By now you’ve heard of Brazil’s legendary record in World Cup soccer, the years of no losses on home soil, their collection of championship trophies, etc. Given the way Brazilians reacted to their country getting trounced by Germany, and then losing to the Dutch in the consolation match, it’s as if their powerful mens national basketball team had been dominated on the court by a bunch of Puerto Ricans…..
Which is exactly what happened to the US Men’s Olympic Basketball team at the 2004 Olympics in Athens, and is a good segue into the difference between actual decline and relative decline. Leaders in both sports and business should start getting used to the difference.
As the terms imply, actual decline means that the entity – a team, a company, whatever – has regressed, and is objectively worse today than it was at some point in the past. Relative decline means that while the entity may have improved, it has improved at a slower rate than it’s competition.
The access to information and resources in the soccer world has proliferated every bit as much as the access to information in the healthcare world. Great coaches travel, the best methods for forming young players have been shared, and as a result the World Cup trophy will likely see a lot of different homes in the coming decades.
All this is tough if you’re a Brazilian watching your team give up more goals in one game than they did during entire tournament, or if you’re an American watching your 2004 “Dream Team” get dominated in a sport that favors tall people by an island nation with fewer people than the state of Oregon.
What’s the takeaway for us?
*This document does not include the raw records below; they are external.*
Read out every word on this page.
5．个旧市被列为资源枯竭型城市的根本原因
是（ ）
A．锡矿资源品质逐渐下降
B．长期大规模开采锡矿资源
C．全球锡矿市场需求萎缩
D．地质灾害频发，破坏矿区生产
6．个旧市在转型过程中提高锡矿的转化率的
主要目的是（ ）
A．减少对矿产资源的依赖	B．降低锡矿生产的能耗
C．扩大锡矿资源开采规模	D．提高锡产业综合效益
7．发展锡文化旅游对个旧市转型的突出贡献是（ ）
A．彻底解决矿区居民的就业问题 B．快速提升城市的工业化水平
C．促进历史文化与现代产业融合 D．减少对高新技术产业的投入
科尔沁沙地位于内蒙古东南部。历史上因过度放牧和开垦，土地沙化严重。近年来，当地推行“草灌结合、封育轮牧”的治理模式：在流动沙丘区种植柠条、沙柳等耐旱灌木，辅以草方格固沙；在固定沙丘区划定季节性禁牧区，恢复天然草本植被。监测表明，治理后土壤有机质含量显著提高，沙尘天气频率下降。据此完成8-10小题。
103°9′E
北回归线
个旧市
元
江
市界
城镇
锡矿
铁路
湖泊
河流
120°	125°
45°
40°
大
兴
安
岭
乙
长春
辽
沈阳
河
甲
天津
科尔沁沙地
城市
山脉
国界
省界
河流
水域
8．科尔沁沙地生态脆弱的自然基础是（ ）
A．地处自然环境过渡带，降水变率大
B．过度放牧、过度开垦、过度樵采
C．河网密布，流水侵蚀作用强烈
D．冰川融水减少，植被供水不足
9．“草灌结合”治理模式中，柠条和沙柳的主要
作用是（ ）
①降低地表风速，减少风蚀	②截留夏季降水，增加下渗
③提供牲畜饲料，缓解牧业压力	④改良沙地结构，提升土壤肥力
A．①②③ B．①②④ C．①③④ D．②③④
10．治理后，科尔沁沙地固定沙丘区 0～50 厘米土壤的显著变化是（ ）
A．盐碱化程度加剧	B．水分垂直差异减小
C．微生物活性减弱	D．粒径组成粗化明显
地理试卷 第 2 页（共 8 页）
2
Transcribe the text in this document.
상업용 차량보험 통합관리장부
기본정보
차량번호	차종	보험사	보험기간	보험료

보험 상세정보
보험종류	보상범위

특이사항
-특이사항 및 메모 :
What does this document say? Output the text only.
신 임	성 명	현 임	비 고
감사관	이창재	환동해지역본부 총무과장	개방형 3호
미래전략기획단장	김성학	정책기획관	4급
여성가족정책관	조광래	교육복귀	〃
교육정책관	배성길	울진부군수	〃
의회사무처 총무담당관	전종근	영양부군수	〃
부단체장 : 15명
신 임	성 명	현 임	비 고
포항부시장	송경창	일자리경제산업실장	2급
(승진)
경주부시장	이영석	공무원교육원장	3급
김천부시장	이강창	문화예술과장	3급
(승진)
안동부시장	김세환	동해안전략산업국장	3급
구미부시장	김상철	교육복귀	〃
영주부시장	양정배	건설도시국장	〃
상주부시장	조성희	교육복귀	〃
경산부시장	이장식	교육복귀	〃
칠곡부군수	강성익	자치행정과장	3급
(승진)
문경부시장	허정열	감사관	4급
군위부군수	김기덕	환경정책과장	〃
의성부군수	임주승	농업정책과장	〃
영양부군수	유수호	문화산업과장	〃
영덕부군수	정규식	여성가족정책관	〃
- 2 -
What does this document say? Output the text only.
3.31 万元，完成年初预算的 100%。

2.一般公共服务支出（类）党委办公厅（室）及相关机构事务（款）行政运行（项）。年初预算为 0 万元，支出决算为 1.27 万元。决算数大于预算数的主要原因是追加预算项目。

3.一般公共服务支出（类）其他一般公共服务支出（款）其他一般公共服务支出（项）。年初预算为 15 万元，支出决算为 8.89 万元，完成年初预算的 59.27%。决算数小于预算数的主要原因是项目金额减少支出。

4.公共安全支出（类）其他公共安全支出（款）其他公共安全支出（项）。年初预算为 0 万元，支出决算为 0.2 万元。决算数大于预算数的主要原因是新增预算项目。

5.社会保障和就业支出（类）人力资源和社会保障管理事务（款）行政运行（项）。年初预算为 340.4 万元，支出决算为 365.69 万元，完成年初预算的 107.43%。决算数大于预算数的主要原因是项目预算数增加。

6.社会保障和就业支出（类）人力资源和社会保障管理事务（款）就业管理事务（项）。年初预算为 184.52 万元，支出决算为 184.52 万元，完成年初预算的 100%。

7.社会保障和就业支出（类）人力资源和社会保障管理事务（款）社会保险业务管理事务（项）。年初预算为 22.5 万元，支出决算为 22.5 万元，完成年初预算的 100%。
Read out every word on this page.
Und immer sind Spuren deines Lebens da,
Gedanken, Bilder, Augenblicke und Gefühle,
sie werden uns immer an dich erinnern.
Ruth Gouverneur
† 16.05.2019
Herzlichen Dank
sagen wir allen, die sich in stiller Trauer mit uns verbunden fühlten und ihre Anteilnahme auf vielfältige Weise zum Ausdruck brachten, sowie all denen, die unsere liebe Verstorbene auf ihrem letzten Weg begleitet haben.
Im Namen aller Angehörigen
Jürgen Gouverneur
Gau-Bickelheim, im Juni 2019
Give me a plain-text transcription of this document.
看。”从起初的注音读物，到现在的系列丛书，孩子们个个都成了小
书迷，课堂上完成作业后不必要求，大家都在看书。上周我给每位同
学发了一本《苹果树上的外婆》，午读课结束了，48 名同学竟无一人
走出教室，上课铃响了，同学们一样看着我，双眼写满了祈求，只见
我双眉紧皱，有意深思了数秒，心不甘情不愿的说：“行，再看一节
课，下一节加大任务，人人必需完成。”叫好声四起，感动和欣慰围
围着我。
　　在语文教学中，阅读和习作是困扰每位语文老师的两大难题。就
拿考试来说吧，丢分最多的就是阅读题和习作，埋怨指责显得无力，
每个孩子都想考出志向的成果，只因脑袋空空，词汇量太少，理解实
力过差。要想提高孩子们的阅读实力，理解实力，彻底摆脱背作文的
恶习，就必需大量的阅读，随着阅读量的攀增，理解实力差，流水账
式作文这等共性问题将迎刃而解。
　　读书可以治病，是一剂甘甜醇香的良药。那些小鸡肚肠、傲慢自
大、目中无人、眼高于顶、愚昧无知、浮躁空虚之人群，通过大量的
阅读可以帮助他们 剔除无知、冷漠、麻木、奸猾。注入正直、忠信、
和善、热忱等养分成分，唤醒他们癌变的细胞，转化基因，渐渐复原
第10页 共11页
It is concerning if you’re a defender, and empowering if you’re an attacker: attackers can pull off the upset and establish credibility faster than ever. I’m not talking about the one-in-a-million upset that will never be repeated, but the sort of upset that tells all market participants that the fundamental order of things has changed. No lead is safe. Companies can be formed for less capital than ever before. Gigantic markets can be disrupted by outsiders in a garage.
You don’t get to win basketball games just because your team comes from the cradle of basketball, and you don’t get to win World Cups despite being the most decorated country in World Cup history.
And you don’t get to lead markets tomorrow even though you may be a “market leader” today.
This year’s Brazilian team might have been better than past Brazilian teams (I know, a stretch), but the rest of the world got better faster. It is happening in every market, in every country, in every sport, and we should all keep that in mind when we lace up our shoes.